INDU :8,451.19/ -1874.19 or -18.15%
SPX : 899.22/ -200.01 or -18.19%
COMP: 1,649.51/ -297.88 or -15.29%

-Gold closed at $859.00/oz +25.80 for the week. Last week gold closed at $833.20, and was trading at $888.50 two weeks ago.

-The Commodities CRB Index closed at 289.80, down from 326.51 last week, and down from 364.57 two weeks ago.

-Crude Oil closed at $77.99/bbl down from $93.88 last week, and down from $106.89 two weeks ago..

-The U.S. Dollar closed at 82.62 up from 80.47 last week, and up from 76.99 two weeks ago.

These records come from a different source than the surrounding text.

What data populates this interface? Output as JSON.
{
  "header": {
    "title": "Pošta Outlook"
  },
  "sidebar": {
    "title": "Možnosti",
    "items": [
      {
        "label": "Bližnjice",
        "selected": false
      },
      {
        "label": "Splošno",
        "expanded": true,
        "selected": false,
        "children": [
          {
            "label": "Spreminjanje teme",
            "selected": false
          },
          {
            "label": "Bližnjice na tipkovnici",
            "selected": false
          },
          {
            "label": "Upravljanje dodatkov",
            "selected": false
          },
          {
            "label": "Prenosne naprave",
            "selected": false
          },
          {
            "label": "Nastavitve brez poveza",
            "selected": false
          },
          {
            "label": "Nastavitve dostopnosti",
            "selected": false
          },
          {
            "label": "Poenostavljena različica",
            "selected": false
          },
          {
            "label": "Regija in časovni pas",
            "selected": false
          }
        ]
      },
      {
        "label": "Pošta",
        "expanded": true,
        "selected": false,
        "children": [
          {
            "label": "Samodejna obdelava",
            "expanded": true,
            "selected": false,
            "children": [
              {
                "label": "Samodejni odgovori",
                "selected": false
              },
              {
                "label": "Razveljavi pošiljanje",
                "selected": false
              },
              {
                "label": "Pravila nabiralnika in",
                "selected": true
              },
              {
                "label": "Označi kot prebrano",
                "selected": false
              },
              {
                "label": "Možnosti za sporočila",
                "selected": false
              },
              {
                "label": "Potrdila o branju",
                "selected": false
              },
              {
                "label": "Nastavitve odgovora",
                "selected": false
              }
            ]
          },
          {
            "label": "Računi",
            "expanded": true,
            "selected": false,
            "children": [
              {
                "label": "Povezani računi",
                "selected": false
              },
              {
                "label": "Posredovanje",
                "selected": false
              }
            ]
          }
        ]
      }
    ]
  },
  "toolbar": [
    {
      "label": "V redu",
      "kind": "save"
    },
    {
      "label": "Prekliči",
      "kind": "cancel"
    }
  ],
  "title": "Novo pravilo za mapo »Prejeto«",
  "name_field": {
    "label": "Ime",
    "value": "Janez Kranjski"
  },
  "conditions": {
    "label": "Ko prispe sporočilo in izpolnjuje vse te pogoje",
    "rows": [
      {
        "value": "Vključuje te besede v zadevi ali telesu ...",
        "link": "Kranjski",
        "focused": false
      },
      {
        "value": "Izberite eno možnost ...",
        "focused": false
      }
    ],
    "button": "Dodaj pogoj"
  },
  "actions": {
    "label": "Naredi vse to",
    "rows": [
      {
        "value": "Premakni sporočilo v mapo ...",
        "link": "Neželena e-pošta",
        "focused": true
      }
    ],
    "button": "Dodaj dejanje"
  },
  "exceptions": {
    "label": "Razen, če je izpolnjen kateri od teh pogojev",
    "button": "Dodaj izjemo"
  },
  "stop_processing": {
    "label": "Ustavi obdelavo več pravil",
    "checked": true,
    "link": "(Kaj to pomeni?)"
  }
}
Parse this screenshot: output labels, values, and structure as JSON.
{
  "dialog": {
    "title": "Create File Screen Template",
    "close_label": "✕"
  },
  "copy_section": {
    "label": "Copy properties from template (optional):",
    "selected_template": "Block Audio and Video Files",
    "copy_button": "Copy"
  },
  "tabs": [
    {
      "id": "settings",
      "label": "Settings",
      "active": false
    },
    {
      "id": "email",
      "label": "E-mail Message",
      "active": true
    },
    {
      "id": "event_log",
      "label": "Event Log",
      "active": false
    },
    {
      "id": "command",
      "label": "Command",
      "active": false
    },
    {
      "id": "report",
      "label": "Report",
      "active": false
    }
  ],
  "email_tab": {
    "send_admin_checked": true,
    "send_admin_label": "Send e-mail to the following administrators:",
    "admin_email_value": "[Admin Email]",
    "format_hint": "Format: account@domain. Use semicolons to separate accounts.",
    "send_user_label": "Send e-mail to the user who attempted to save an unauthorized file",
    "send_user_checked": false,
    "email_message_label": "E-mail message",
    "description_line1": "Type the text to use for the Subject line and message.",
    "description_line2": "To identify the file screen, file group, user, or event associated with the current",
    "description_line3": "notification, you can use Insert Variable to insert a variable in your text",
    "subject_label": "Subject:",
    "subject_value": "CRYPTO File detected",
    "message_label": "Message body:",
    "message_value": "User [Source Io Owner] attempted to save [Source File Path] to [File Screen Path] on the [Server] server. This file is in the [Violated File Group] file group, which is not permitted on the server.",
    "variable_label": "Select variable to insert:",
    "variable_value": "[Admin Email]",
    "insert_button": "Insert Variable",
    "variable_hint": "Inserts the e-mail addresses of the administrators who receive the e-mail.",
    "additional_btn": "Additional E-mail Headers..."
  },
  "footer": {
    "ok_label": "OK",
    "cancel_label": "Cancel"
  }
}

We raised our allocations across the board when the DJIA dropped below our 10,000 target. When the DJIA broke the 8000 mark, we raised our portfolio allocations to fully invested. Moderate, Moderately Conservative, and Conservative investors should also be fully invested at this time.

Our current asset allocation is as follows;

95% Equities: (Normally 95%) Aggressive
80% Equities: (Normally 80%) Moderately Aggressive
60% Equities: (Normally 60%) Moderate
40% Equities: (Normally 40%) Moderately Conservative
20% Equities: (Normally 20%) Conservative

Disclaimer—This is for informational purposes only and is in no way a solicitation or an offer to sell securities. I am a registered investment advisor, but only provide solicited advice to clients of our firm in states where we are registered or where an exemption or exclusion from such registration exists. nothing on this website should be interpreted to state or imply that past results are any indication of future performance. carefully assess your own risk tolerance and goals before investing.